By 1925, the Progressive era was in full swing and the Court was well on its way to imposing a full rewrite of the Constitution upon the states and the American people, diminishing the division of powers between the states and the general government. Justice Hugo Black, appointed by Franklin Delano Roosevelt, is described in Kevin Guztman’s book, The Politically Incorrect Guide to the Constitution, as the leading proponent of the Incorporation Doctrine. Black’s first purpose was to support the New Deal. By so doing, he “joined a new majority that eschewed the Supreme Court’s traditional (intended) role of checking congressional efforts to legislating beyond its enumerated powers.” The institution that was intended as a check had become a legislative body in its own right, with rulings being handed down to conform with the desired policy preferences of the sitting justices.
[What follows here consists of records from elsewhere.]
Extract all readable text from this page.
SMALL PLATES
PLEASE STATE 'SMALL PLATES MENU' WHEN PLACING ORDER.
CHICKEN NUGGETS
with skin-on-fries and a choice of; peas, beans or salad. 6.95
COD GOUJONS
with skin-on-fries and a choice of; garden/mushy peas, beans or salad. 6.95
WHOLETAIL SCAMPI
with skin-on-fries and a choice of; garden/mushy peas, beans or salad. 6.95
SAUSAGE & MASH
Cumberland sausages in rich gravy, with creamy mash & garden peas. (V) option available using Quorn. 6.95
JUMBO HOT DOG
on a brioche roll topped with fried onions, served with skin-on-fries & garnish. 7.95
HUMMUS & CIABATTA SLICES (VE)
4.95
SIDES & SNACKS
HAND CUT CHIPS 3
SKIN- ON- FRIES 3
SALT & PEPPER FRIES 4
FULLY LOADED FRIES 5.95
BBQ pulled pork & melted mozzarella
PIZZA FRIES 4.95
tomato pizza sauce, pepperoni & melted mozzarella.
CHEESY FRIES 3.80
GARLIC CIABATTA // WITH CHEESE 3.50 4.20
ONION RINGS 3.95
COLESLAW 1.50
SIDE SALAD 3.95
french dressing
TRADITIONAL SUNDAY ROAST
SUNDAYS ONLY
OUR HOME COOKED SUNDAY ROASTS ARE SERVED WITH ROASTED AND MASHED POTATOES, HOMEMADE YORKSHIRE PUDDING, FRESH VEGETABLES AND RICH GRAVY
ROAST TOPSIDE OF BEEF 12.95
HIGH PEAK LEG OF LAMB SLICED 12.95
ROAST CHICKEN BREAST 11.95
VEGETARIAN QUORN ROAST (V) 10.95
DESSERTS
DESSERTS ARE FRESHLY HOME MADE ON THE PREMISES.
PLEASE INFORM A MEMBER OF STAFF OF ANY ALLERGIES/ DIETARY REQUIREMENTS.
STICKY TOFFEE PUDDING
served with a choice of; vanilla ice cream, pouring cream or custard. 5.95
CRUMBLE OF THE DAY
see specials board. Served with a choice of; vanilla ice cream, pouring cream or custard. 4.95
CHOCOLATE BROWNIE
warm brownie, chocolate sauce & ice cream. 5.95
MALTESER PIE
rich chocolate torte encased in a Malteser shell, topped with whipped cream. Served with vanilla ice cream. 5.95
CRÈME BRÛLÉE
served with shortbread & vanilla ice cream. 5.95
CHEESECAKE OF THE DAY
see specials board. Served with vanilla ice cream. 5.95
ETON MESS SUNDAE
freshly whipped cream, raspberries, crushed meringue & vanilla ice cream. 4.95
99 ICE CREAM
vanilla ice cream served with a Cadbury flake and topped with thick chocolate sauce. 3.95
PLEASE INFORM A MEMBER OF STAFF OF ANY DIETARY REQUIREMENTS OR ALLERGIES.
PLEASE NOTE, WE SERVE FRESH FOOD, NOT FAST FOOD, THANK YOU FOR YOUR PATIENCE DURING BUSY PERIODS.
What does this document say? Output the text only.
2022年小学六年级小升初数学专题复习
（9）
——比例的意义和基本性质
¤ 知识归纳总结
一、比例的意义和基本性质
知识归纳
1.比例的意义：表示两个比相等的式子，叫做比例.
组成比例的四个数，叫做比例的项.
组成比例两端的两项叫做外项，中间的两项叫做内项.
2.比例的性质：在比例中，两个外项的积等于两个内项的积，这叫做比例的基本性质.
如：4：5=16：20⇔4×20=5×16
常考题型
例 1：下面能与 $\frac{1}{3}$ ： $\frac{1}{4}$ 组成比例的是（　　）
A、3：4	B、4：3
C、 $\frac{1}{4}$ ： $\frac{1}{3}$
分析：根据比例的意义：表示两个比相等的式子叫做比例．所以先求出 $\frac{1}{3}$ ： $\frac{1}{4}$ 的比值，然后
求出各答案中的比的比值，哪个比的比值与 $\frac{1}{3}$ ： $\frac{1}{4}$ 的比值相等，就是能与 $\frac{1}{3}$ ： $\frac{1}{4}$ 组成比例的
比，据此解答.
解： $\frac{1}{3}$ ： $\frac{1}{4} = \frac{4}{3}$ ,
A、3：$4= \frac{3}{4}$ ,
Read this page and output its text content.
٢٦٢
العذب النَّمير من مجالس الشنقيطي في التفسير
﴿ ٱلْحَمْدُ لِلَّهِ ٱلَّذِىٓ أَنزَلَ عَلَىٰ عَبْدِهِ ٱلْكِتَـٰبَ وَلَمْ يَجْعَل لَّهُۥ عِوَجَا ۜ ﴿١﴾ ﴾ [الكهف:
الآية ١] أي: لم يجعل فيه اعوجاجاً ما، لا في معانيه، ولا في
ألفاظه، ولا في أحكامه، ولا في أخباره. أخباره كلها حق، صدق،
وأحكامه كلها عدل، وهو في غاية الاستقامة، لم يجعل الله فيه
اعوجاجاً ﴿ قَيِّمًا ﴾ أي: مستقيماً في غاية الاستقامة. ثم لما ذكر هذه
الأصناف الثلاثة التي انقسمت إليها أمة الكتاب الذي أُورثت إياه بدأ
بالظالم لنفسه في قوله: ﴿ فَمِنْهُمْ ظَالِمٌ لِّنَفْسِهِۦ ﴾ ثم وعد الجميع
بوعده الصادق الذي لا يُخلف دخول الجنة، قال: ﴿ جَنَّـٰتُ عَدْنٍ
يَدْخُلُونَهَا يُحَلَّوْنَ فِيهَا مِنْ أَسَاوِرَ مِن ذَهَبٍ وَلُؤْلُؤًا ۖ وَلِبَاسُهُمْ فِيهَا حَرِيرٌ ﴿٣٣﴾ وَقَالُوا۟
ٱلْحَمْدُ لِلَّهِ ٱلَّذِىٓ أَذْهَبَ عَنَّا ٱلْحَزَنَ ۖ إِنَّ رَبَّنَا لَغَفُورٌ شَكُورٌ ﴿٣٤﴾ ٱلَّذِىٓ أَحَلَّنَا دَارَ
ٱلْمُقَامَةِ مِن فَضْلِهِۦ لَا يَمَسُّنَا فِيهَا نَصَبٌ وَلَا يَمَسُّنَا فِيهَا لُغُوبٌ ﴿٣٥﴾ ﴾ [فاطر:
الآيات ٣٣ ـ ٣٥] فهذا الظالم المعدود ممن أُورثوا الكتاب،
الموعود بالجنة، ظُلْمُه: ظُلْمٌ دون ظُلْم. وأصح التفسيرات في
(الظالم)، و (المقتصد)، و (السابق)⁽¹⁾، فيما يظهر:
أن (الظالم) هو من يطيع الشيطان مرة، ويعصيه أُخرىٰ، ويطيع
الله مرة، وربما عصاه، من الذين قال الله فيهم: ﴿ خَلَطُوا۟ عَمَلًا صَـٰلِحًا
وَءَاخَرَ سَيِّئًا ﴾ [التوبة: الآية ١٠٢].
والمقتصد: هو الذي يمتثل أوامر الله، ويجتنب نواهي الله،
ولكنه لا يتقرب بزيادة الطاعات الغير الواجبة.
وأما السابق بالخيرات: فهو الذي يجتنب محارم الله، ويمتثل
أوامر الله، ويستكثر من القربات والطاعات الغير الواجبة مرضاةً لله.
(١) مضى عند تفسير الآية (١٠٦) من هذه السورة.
Going back to McDonald, the essence of Scalia’s concurring opinion was to criticize Justice Stevens for using his policy preferences in the application of the Palko Test; he took exception to the subjective application of due process to include “new freedoms the Framers were too narrow-minded to imagine.” Social policies and firearms were deemed appropriate to be handled locally, meaning, the by the states. By chiding Stevens for failing to consider Second Amendment “rights” as “fundamental” enough to be incorporated against the states, Scalia misses the point of the Second Amendment: it is a restriction upon the general government, a point he earlier conceded. Simply acknowledging that this right is “deeply grounded in our nation’s history and tradition” is apparently sufficient to substitute the Court’s judgment for amending the Constitution. By claiming power over areas over which the general government was never delegated, issues over which the states clearly retained for themselves, the Imperial Court has fundamentally transformed the federal nature of our Constitutional Republic.
They did this by completely disregarding the history of the proposal and ratification debates surrounding the Fourteenth Amendment. There is virtually no history supporting this made-up doctrine, the means by which our republican system of government has been systematically dismantled; the result is a “one-size-fits-all” central government, in which all rights and powers must emanate from Washington, D.C. The limited general government has assumed a sovereignty of its own, one which has rendered the states mere subsidiaries. The war for American Independence was fought for the right to self-govern, to have social issues decided by the people through their locally-elected representatives. By acquiescing to the overreaching of our present national government into areas in which powers were never delegated, we have turned our backs on principles such as state sovereignty consent of the governed. We have surrendered our revolutionary legacy.